Upacara menggali tulang belulang leluhur ini bisa dipestakan secara sederhana maupun secara besar-besaran. Jika dirayakan secara sederhana maka upacaranya dilakukan seperti berikut: persembahan kurban berupa makanan kepada leluhur, dewa-dewa alam, raja dari kedelapan mata angin, dan kepada roh orang-orang yang turut dalam pesta. Seluruh orang yang hadir menaburkan beras di atas kepala masing-masing yang disebut parbue santi-santi. Selanjutnya datu (dukun) mempersembahkan kurban sebagai tanda sukacita sambil mohon agar keturunan bertambah semarak dan berusia lanjut.

Apabila pesta diselenggarakan secara besar-besaran maka, penyelenggara upacara harus mendirikan tonggak borotan (tiang untuk mengikat kerbau) dan melakukan pesta raya. Sehari sebelum pesta dimulai, seluruh undangan yang hadir menari sepanjang malam sampai dini hari. Pagi harinya acara diakhiri dengan makan bersama. Dalam makan bersama dihidangkan makanan khas yaitu sagu-sagu sitompion (kue dari tepung) beserta demban (sirih) persembahan. Selanjutnya dipersembahkan beras, itak gurgur, sirih, dan seekor ayam kecil kepada leluhur dan dewa-dewa di halaman kampung. Di tempat tersebut digali sebuah borotan berdiri tegak, seekor kerbau dibawa masuk dan diikatkan pada tonggak. Selanjutnya datu menari mengelilingi kerbau sebanyak empat kali, di tangannya ada tombak dan pedang. Selanjutnya seorang yang telah ditugaskan datang mendekat lalu menusukkan tombaknya ke tubuh kerbau.

Pada upacara mengali tulang belulang ini sering dilakukan penobatan arwah leluhur menjadi sombaon. Setelah leluhur dinobatkan menjadi sombaon (yang disembah), kedudukannya hampir mendekati tingkat dewa. Selanjutnya sombaon melalui dukun mengumumkan nama baru untuk dirinya. Kemudian sombaon mencari tempat bersemayam yang baru misalnya, di puncak gunung, di hutan belantara atau di sebuah sungai yang deras. Tempat-tempat yang dijadikan sombaon sebagai tempat bersemayam menjadi tempat suci bagi para keturunan leluhur tersebut. Dan pada hari-hari tertentu semua keturunan mempersembahkan kurban kepada sombaon (Siahaan 2011:137).

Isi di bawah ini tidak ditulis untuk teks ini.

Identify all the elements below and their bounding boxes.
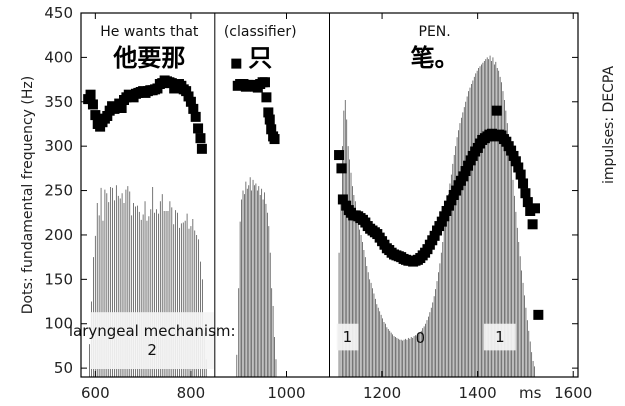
y-tick-label-4: 250 [44,182,73,200]
f0-dot-49 [231,58,242,69]
f0-dot-142 [510,156,521,167]
x-tick-label-5: 1600 [554,384,592,402]
f0-dot-146 [520,188,531,199]
f0-dot-64 [264,114,275,125]
f0-dot-67 [269,134,280,145]
f0-dot-2 [87,99,98,110]
f0-dot-121 [460,166,471,177]
f0-dot-69 [336,163,347,174]
f0-dot-45 [190,111,201,122]
f0-dot-117 [451,185,462,196]
f0-dot-122 [463,160,474,171]
segment-labels: He wants that 他要那 (classifier) 只 PEN. 笔。 [100,24,458,72]
impulse-bars [89,55,535,377]
f0-dot-61 [259,77,270,88]
axis-ticks: 50 100 150 200 250 300 350 400 450 600 800 1000 1200… [44,4,592,402]
f0-dot-151 [533,309,544,320]
f0-dot-68 [334,150,345,161]
segment-english-2: PEN. [419,24,451,40]
segment-chinese-1: 只 [248,44,272,72]
f0-dot-41 [181,86,192,97]
f0-dot-114 [443,200,454,211]
f0-dot-115 [446,195,457,206]
f0-dot-42 [183,91,194,102]
segment-chinese-2: 笔。 [411,44,459,72]
f0-dot-44 [188,103,199,114]
f0-dot-144 [515,169,526,180]
annotation-text-1-0: 1 [343,328,353,346]
plot-frame [80,12,579,378]
y-tick-label-8: 450 [44,4,73,22]
x-tick-label-1: 800 [177,384,206,402]
annotation-label-0: 0 [416,329,426,347]
x-tick-label-4: 1400 [459,384,497,402]
annotation-text-0-0: laryngeal mechanism: [69,322,236,340]
f0-dot-3 [90,110,101,121]
f0-dot-43 [185,96,196,107]
f0-dot-108 [429,230,440,241]
mechanism-annotations: laryngeal mechanism:2 1 1 0 [69,312,516,370]
plot-border [80,12,579,378]
f0-dot-143 [513,162,524,173]
segment-english-0: He wants that [100,24,199,40]
f0-dot-48 [196,143,207,154]
f0-dot-134 [491,105,502,116]
annotation-box-0 [90,312,214,370]
y-tick-label-1: 100 [44,315,73,333]
y-tick-label-0: 50 [54,359,73,377]
f0-dot-149 [527,219,538,230]
x-tick-label-2: 1000 [267,384,305,402]
segment-chinese-0: 他要那 [112,44,185,72]
y-axis-title: Dots: fundamental frequency (Hz) [20,76,36,314]
f0-dot-62 [261,92,272,103]
x-tick-label-3: 1200 [363,384,401,402]
y-axis-title-right: impulses: DECPA [601,66,617,184]
f0-dot-145 [518,178,529,189]
f0-dot-47 [195,133,206,144]
f0-dots [83,58,544,320]
y-tick-label-2: 150 [44,270,73,288]
f0-dot-120 [458,171,469,182]
y-tick-label-7: 400 [44,48,73,66]
f0-dot-150 [529,203,540,214]
f0-dot-112 [439,211,450,222]
annotation-text-2-0: 1 [495,328,505,346]
f0-dot-141 [508,150,519,161]
segment-boundaries [214,13,330,377]
f0-dot-63 [263,107,274,118]
f0-dot-14 [116,102,127,113]
y-tick-label-5: 300 [44,137,73,155]
f0-dot-46 [193,123,204,134]
annotation-text-0-1: 2 [147,341,157,359]
f0-dot-113 [441,205,452,216]
x-tick-label-0: 600 [81,384,110,402]
segment-english-1: (classifier) [224,24,297,40]
annotation-box-1 [336,323,359,351]
f0-dot-147 [522,197,533,208]
f0-dot-8 [102,110,113,121]
annotation-box-2 [483,323,516,351]
y-tick-label-6: 350 [44,93,73,111]
f0-dot-70 [337,194,348,205]
f0-dot-65 [266,124,277,135]
y-tick-label-3: 200 [44,226,73,244]
f0-dot-140 [506,145,517,156]
f0-dot-1 [85,89,96,100]
x-axis-unit: ms [519,384,542,402]
f0-dot-111 [436,216,447,227]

Mangongkal holi merupakan ritual yang masih dilestarikan oleh orang Batak Toba sampai sekarang ini. Namun apakah makna dari mangongkal holi sehingga ritual itu sampai sekarang masih dilaksanakan? Ada beberapa makna ritual mangongkal holi yaitu; Pertama, menghormati roh leluhur dan roh orang tua agar keluarga terhindar dari segala marabahaya. Kedua, mendatangkan berkat bagi semua keluarga. Ketiga, menyatukan semua tulang belulang keluarga dan leluhur yang terpencar-pencar di tanah perantauan. Keempat, semua keluarga yang hadir akhirnya saling mengenal karena ada kesempatan untuk mengurutkan silsilah keluarga yang dalam bahasa batak disebut martarombo. Keenam, menaikkan derajat keluarga karena keluarga yang melakukan ritual mangongkal holi dianggap orang yang beradat, maka mereka akan dihormati dan menjadi keluarga terpandang di dalam masyarakat Batak Toba (Kristian 2009:31).

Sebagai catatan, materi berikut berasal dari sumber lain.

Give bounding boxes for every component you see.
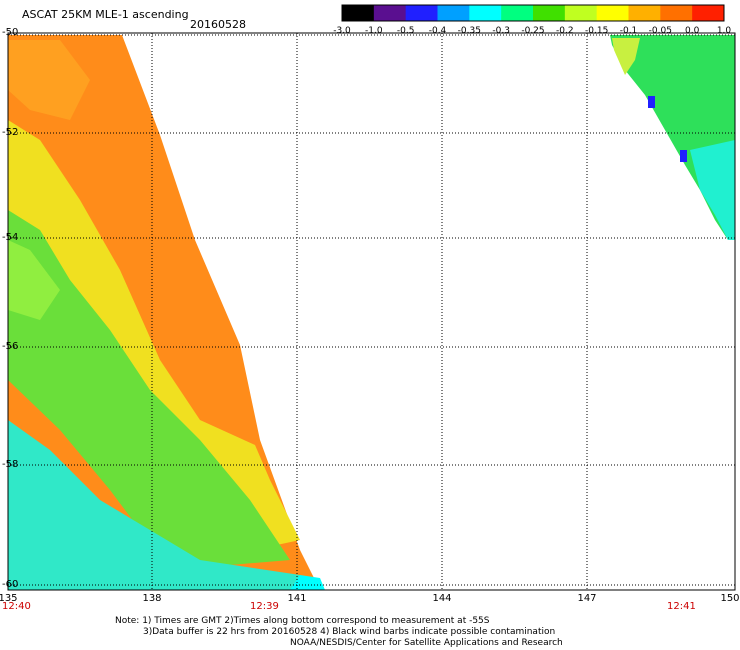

Upacara mangongkal holi secara Kristiani dapat dimaknai menurut hukum taurat yang diberikan oleh Allah kepada Musa di Gunung Sinai. Pemaknaan secara Kristiani inilah yang dilakukan oleh pihak Protestan. Upacara mangongkal holi sesuai dengan perintah Allah nomor lima yaitu “Mardomu tunamanuruti patika palimahon tujuanni namangongkal holi ima pasangaphon natorasna, masuk natoras do sude nangangka ompu-ompu”. Artinya adalah menghormati orang tua dan semua orang tua dari leluhur (Kristian 2009:32). Pemikiran inilah yang berkembang sampai saat ini di kalangan orang Batak Toba terkait upacara mangongkal holi

  • Bibliografi
  • Lihat Juga

  • Bibliografi

    Kristian, Henri Naibaho, 2009. Mangongkal Holi: Upacara Penghormatan Roh Nenek Moyang Dalam Suku Batak Toba Telaah Filsafat Manusia(Skripsi), Malang: Sekolah Tinggi Filsafat Teologi Widya Sasana.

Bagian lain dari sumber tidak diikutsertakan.